Injuries have forced the Bengals to adjust in the secondary. They have had multiple players start at each of the four base positions (right and left cornerback, strong and free safety). Their strong safety, Nate Clements, is a longtime cornerback.
The Bengals have struggled more vs. the pass than they did a season ago, but the pass defense has had its moments, such as when it held the Giants’ strong passing game in check in Week 10.
Overall, “guys have done a good job of stepping up,” Bengals defensive backs coach Mark Carrier told PFW this week.
Contributions throughout the depth chart have helped chemistry, Carrier said.
“There’s a lot of mutual respect for one another,” he said.

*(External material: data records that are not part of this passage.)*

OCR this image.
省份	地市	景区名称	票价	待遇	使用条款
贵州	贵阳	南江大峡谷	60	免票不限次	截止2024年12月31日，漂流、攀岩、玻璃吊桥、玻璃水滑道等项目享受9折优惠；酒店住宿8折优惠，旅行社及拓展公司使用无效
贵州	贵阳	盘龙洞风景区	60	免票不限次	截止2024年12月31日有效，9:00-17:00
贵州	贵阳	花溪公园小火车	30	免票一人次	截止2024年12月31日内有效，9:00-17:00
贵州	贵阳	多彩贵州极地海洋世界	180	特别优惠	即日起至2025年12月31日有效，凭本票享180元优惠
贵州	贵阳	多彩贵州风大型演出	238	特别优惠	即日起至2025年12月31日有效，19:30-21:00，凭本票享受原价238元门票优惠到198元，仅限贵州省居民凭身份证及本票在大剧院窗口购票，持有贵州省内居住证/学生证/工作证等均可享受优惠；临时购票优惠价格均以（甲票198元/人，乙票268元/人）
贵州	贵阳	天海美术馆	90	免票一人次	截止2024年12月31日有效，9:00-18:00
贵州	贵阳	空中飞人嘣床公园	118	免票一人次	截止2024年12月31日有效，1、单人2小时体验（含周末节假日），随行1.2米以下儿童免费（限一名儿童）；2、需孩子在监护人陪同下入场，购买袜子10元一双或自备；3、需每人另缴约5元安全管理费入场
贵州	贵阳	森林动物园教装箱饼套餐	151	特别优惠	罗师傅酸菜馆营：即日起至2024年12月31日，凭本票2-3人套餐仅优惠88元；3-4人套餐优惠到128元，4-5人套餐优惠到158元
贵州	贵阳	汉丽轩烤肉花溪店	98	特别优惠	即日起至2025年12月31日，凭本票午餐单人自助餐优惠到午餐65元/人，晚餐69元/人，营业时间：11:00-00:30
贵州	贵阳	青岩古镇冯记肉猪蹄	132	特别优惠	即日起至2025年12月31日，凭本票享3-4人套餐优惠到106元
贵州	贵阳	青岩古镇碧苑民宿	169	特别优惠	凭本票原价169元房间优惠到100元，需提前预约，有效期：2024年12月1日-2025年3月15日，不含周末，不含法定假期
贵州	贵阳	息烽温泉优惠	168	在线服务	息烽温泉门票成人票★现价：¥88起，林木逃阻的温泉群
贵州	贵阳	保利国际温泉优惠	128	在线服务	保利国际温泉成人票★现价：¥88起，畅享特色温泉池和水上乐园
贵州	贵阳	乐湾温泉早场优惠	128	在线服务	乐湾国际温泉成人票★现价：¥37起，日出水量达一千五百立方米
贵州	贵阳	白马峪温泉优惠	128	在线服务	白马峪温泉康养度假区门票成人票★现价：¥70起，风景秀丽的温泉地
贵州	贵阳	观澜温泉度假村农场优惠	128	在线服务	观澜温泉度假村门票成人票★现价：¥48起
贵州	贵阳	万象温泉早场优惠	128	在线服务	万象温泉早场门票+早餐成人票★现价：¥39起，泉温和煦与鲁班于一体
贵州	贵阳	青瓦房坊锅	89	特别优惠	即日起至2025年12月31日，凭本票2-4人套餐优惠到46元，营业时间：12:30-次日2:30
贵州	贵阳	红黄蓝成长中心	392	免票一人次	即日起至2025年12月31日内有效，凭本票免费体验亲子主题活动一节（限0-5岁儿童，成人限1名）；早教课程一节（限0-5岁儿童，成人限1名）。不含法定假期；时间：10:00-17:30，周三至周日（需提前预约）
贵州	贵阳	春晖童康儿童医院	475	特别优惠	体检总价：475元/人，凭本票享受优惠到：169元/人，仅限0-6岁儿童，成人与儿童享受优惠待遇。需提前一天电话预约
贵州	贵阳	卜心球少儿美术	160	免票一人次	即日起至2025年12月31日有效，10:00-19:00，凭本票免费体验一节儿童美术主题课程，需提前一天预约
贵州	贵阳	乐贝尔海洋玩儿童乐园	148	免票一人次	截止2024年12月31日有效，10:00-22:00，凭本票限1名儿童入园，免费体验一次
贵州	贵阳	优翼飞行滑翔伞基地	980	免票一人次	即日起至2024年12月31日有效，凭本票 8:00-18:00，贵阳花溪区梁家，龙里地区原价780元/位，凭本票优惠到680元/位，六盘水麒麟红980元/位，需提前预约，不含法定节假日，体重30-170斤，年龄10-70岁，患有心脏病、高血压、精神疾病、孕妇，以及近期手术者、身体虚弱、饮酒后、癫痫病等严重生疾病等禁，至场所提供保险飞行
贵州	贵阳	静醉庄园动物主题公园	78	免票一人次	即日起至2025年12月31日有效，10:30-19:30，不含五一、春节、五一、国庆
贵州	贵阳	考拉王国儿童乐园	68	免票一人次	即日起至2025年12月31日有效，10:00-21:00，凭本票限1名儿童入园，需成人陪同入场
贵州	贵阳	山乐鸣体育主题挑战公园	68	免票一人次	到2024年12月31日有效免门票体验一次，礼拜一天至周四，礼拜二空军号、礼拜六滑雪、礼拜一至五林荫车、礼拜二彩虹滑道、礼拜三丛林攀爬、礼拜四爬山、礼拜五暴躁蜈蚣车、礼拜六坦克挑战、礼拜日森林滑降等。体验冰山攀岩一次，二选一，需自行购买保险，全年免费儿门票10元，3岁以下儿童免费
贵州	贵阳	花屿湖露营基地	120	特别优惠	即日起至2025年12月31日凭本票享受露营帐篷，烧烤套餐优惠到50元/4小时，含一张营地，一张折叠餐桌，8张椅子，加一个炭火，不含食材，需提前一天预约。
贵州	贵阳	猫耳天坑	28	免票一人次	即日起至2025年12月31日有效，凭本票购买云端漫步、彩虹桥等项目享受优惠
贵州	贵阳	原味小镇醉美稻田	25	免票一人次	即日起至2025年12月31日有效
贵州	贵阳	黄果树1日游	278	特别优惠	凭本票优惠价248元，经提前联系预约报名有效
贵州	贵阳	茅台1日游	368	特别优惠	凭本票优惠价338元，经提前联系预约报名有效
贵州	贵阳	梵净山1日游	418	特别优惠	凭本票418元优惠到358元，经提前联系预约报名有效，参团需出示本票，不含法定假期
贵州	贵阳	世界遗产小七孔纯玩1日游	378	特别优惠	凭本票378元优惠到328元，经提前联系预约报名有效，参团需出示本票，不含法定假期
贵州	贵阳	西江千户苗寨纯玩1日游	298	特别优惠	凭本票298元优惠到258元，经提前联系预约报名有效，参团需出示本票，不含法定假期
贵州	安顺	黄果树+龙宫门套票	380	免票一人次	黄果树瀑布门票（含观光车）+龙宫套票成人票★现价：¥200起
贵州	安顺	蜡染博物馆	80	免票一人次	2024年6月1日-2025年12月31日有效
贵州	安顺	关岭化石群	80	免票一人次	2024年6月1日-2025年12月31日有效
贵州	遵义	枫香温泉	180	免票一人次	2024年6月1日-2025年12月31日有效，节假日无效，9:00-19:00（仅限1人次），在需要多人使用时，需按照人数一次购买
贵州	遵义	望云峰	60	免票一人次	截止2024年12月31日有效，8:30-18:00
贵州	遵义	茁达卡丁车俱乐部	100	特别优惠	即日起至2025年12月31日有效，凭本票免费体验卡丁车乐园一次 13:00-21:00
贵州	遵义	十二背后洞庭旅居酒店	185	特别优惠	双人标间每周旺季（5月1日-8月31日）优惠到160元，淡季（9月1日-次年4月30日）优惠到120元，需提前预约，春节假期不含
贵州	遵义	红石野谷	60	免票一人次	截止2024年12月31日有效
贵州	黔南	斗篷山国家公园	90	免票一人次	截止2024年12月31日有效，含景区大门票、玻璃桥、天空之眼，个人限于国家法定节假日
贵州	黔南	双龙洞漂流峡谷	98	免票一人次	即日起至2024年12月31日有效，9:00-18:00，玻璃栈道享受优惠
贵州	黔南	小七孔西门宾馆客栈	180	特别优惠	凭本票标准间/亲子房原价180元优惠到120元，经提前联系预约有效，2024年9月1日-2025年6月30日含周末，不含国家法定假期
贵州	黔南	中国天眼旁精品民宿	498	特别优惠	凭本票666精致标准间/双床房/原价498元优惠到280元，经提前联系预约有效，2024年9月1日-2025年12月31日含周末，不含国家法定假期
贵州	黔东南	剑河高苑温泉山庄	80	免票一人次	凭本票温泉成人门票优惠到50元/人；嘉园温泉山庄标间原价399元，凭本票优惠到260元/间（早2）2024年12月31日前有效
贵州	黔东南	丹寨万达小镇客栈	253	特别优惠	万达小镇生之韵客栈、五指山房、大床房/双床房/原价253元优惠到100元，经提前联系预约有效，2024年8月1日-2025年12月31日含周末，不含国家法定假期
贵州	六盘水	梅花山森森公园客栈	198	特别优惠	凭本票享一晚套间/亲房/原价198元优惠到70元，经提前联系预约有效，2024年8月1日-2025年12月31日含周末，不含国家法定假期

Clements, who turns 33 in December, has embraced the position change, seeing it as a way to extend his career, Carrier said. Carrier, a standout NFL safety himself, said that Clements’ professionalism and physicality have helped him transition to the new position.
“He’s always been a good tackler,” Carrier said.
The presence of veteran CB Terence Newman allowed Clements to be moved more easily to safety. Released by Dallas in the offseason, Newman has been the starting left cornerback for much of the campaign.
“This guy still can play,” Carrier said. “He’s been great for us.”
Newman and other veteran cornerbacks have worked closely with rookie CB Dre Kirkpatrick, who only recently made his NFL debut because of a knee injury.
“He just finished his training camp,” Carrier said of Kirkpatrick, a first-round pick out of Alabama.
This is a Bengals secondary not lacking in well-regarded players, with seven former first-round picks on the depth chart. Also, S Taylor Mays was regarded as a first-round talent. Mays, who began the campaign as a starter, has held a backup role for most of the season. Carrier wants the forrmer USC star to avoid “overthinking of plays” and to simply just play. Carrier praised Mays' work ethic, noting that “no one tries harder than him.”